Wer die Hasenheide heute zum Freizeitsport nutzen will, muss früh aufstehen: Im Morgengrauen tummeln sich hier Jogger wie ambitionierte Läufer. Türkische Frauen, in Begleitung von Ehegatten oder Freundinnen und auch an brütend heißen Tagen von Kopf bis Fuß verhüllt, nur die Arme dürfen frei schwingen, legen ein munteres Tempo vor. Auf den Grünflächen spielen ein paar Männer Golf, oben auf der Rixdorfer Höhe, einem Trümmerberg mit Panoramablick - Minarett, Fernseh- und allerlei Kirchtürme - übt jemand Tai-chi-Sequenzen. Die Herzlichkeit einer Spaziergängerin, die bei Wind und Wetter fünf oder sechs Hunde ausführt, entschädigt mich jeden Morgen aufs Neue für die schadenfrohen Sprüche anderer Herrchen und Frauchen: "Die tut nichts, die will nur spielen!" - "Komisch, das hat Strolchi ja noch nie gemacht!" Oder mein absoluter Favorit: "Sie dürfen ihm nicht zeigen, dass Sie Angst haben!" (Kaum zu glauben, aber wahr: In England entschuldigen sich die Besitzer, wenn ihr Wauwau einen anfällt - manchmal jedenfalls. Freilich bin ich auch dort schon gebissen worden. Dass Hunde die "grüneren" Haustiere sein sollen, weil Katzenstreu als Sondermüll entsorgt werde muss, stimmt mich nicht wirklich versöhnlicher.)

Hartz-IV-Brigaden rücken mit Schubkarren an und schleppen für einen Euro pro Stunde Schaufeln und Eimer durch den Park. Früher stolzierten zwischendrin manchmal Pfauen, aber neuerdings sind die Tore des kleinen Tierparks über Nacht abgeschlossen. Dafür wurden in diesem Sommer australische Trauerschwäne auf dem Tümpel ausgesetzt. Eichhörnchen turnen durch die Bäume, und auch den einen oder anderen Fuchs habe ich schon gesehen.

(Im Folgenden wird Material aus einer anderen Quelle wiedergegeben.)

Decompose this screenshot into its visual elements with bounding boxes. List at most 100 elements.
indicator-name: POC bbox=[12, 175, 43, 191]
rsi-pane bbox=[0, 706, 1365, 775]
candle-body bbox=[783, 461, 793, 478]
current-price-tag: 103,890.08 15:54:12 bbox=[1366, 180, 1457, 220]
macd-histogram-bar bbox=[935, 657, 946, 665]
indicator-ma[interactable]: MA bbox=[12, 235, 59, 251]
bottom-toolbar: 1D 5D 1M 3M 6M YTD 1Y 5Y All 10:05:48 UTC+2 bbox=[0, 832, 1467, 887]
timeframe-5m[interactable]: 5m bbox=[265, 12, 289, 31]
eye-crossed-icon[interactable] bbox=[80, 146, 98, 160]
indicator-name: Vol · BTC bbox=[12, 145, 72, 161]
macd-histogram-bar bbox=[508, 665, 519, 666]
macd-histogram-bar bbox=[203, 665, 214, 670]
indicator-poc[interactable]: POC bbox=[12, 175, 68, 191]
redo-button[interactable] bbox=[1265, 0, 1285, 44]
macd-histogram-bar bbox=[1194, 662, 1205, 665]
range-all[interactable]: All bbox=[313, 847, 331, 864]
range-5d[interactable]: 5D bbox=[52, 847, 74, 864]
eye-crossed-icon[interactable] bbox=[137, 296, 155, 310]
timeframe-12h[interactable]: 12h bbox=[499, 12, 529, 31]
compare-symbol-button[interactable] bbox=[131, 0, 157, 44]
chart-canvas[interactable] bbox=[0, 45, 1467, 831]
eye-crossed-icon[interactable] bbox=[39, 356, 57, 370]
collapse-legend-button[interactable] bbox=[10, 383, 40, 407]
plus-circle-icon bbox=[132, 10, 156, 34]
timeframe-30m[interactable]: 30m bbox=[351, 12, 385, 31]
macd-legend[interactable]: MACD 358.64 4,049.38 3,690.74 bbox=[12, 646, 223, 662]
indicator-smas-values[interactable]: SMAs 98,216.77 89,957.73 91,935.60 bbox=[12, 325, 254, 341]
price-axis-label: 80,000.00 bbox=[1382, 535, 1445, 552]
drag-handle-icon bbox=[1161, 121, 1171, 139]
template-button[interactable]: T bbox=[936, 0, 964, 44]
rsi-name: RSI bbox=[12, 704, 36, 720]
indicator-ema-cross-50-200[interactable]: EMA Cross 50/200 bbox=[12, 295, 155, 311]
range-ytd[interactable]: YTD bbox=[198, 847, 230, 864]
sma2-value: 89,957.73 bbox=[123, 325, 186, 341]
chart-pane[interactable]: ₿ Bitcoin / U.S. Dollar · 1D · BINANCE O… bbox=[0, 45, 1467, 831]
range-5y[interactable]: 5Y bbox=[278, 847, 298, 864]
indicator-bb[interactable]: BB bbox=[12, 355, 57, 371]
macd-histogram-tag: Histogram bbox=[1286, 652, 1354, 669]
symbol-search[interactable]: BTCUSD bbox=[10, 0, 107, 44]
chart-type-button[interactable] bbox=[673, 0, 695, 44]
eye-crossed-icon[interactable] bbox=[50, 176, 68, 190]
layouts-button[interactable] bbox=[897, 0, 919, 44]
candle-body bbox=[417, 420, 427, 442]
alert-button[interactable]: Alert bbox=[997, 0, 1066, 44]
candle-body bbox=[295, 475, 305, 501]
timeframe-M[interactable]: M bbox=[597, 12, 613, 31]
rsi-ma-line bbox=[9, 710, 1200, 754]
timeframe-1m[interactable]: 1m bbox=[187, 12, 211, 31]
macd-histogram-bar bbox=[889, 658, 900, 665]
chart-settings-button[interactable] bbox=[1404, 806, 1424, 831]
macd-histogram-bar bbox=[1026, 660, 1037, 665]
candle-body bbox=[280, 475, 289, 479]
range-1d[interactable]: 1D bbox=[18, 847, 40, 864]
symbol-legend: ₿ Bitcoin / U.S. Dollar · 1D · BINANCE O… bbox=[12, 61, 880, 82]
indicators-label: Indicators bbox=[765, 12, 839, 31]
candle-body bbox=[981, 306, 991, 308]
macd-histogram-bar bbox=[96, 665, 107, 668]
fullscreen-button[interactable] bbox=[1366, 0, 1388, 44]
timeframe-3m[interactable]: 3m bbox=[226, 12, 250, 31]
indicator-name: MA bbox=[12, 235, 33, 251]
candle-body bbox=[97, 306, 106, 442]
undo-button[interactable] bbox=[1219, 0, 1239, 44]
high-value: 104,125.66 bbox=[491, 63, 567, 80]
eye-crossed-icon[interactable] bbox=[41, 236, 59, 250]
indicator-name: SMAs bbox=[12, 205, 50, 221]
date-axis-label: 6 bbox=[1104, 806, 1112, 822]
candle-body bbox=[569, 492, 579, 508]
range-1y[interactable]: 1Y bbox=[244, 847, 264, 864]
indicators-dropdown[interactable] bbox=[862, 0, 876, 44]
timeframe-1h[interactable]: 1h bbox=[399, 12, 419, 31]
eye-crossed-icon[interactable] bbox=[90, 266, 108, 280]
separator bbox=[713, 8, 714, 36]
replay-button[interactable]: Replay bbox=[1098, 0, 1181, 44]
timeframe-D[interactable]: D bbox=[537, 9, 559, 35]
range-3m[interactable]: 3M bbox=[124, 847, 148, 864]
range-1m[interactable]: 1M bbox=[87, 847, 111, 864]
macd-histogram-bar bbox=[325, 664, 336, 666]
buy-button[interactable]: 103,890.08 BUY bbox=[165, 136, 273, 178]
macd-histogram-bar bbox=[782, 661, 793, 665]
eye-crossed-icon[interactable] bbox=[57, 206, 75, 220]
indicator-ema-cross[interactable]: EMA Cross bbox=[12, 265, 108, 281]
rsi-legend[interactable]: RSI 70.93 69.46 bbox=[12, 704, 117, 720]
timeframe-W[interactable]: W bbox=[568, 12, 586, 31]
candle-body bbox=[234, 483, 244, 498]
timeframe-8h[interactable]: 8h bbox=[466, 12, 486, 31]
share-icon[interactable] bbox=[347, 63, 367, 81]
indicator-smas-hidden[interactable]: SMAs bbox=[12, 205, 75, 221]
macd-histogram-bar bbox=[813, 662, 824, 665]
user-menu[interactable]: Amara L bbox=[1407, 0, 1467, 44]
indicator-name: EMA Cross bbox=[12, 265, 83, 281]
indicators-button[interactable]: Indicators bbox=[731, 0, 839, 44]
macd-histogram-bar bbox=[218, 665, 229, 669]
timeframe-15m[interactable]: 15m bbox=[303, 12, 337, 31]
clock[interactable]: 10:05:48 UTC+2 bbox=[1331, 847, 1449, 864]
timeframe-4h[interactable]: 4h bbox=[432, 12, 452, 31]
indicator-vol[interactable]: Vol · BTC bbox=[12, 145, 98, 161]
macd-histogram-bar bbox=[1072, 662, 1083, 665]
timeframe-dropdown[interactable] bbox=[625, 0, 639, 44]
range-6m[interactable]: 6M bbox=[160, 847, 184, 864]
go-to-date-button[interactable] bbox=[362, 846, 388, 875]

Hier habe ich schon manche nette Laufbekanntschaft geschlossen: mit einem ehemaligen Triathleten, der inzwischen Mitte Siebzig ist und immer noch jedes Jahr einen Marathon läuft; mit einem Ur-Kreuzberger aus "Herr Lehmann"-Zeiten, der irgendwann beschlossen hat, die durchzechten Nächte mit intensivem Training abzurunden. (Beim Berlin-Marathon ist es mir sogar schon passiert, dass mich ein Zuschauer anfeuerte: "Go, Hasenheide!") Die Dealer lassen uns allesamt in Ruhe. Sie stehen auf ihren Posten, halten Ausschau nach Kundschaft und Polizeistreifen. Das Treiben um sie herum ignorieren sie genauso, wie die Füchse und die Pfauen ihnen keinerlei Beachtung schenken: ein Musterbeispiel multikultureller Toleranz sozusagen.

Nachmittags und abends sieht es dort völlig anders aus. Wer dann als Frau
alleine unterwegs ist, gilt sowieso als Freiwild und muss sich
verschiedenster Offerten sexueller und kommerzieller Natur erwehren. Neulich ist mein Liebster auf dem Weg zur besten Videothek der
Welt
, wo er als Stammgast praktisch schon zum Inventar gehört, auf meinen Rat hin durch die Hasenheide spaziert, um sich die spektakuläre
Herbstfärbung anzuschauen. Hinterher sagte er, das macht er nie wieder. Er
sei mindestens zwanzig Mal angezischt worden, ob er kein Haschisch kaufen
wolle, und habe sich allerhand misstrauische Blicke von Müttern mit
Kinderwagen sowie von den Polizisten im Streifenwagen eingefangen.

Angesichts des verstärkten Zuzugs Studierender, der damit einhergehenden
Umwidmung abgeranzter Eckkneipen als trendige Treffpunkte, der endlich
erfolgten Tempelhof-Stillegung und der - offenbar fest in arabischen Händen
liegenden - Rundum-Sanierung der Schmuddel- zur Sonnenallee wird Neukölln neuerdings gerne zum Szenekiez von morgen ausgerufen. Sollte es tatsächlich irgendwann so weit kommen, hoffe ich trotz allem, dass die Gentrifizierung der Sozialstrukturen gemäßigter vonstatten geht als in Prenzlberg und Friedrichshain, den Szenekiezen von gestern und heute - und dass die Hasenheide nicht irgendwann nur noch für Anwohner mit goldenem Schlüssel zugänglich sein wird.